Ранней утренней зарей третьего декабря бывший отряд Гудовича, обратясь вспять, как снег на голову, вновь появился перед твердынями Измаила. Колебаний, безнадежности не было и следа. Малодушные порицатели смолкли. Дух героя зажег бодростью и рвением робкие, упавшие сердца.

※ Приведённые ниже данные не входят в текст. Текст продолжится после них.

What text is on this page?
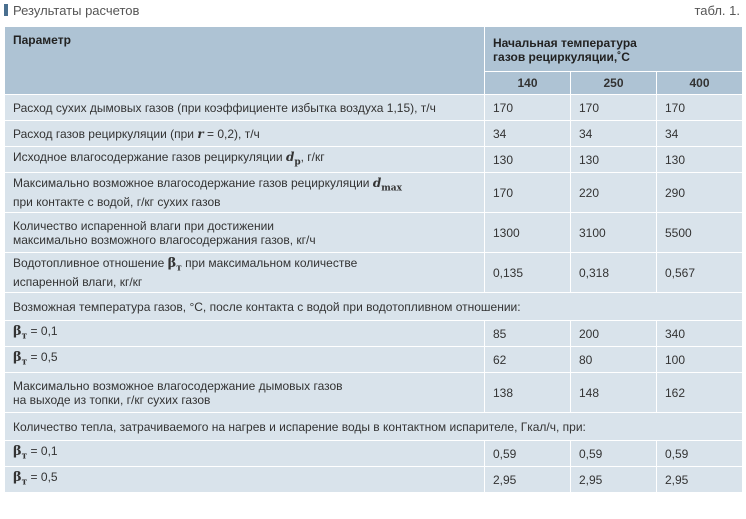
Результаты расчетов	табл. 1.
Параметр	Начальная температура
газов рециркуляции,˚С		

	140	250	400
Расход сухих дымовых газов (при коэффициенте избытка воздуха 1,15), т/ч	170	170	170
Расход газов рециркуляции (при r = 0,2), т/ч	34	34	34
Исходное влагосодержание газов рециркуляции $d_p$, г/кг	130	130	130

Максимально возможное влагосодержание газов рециркуляции $d_{max}$
при контакте с водой, г/кг сухих газов	170	220	290

Количество испаренной влаги при достижении
максимально возможного влагосодержания газов, кг/ч	1300	3100	5500

Водотопливное отношение $\beta_т$ при максимальном количестве
испаренной влаги, кг/кг	0,135	0,318	0,567
Возможная температура газов, °С, после контакта с водой при водотопливном отношении:			
$\beta_т = 0,1$	85	200	340
$\beta_т = 0,5$	62	80	100

Максимально возможное влагосодержание дымовых газов
на выходе из топки, г/кг сухих газов	138	148	162
Количество тепла, затрачиваемого на нагрев и испарение воды в контактном испарителе, Гкал/ч, при:			
$\beta_т = 0,1$	0,59	0,59	0,59
$\beta_т = 0,5$	2,95	2,95	2,95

В войске так объясняли это событие: на донесение Гудовича о крайней невозможности взять Измаил Потемкин от 25 ноября из Бендер прислал ответ: «Вижу пространственные ваши толкования, а не вижу вреда неприятелю», — и тогда же послал в Галац приказ Суворову: «Вести штурмование и, буде окажется можно, взять Измаил». Суворова в этом письме светлейший называл «милостивым другом», а себя «вернейшим слугой». Ответ Суворова князю состоял в двух строках: «Получа повеление, отправился к Измаилу. Боже! Даруй нам помощь свою».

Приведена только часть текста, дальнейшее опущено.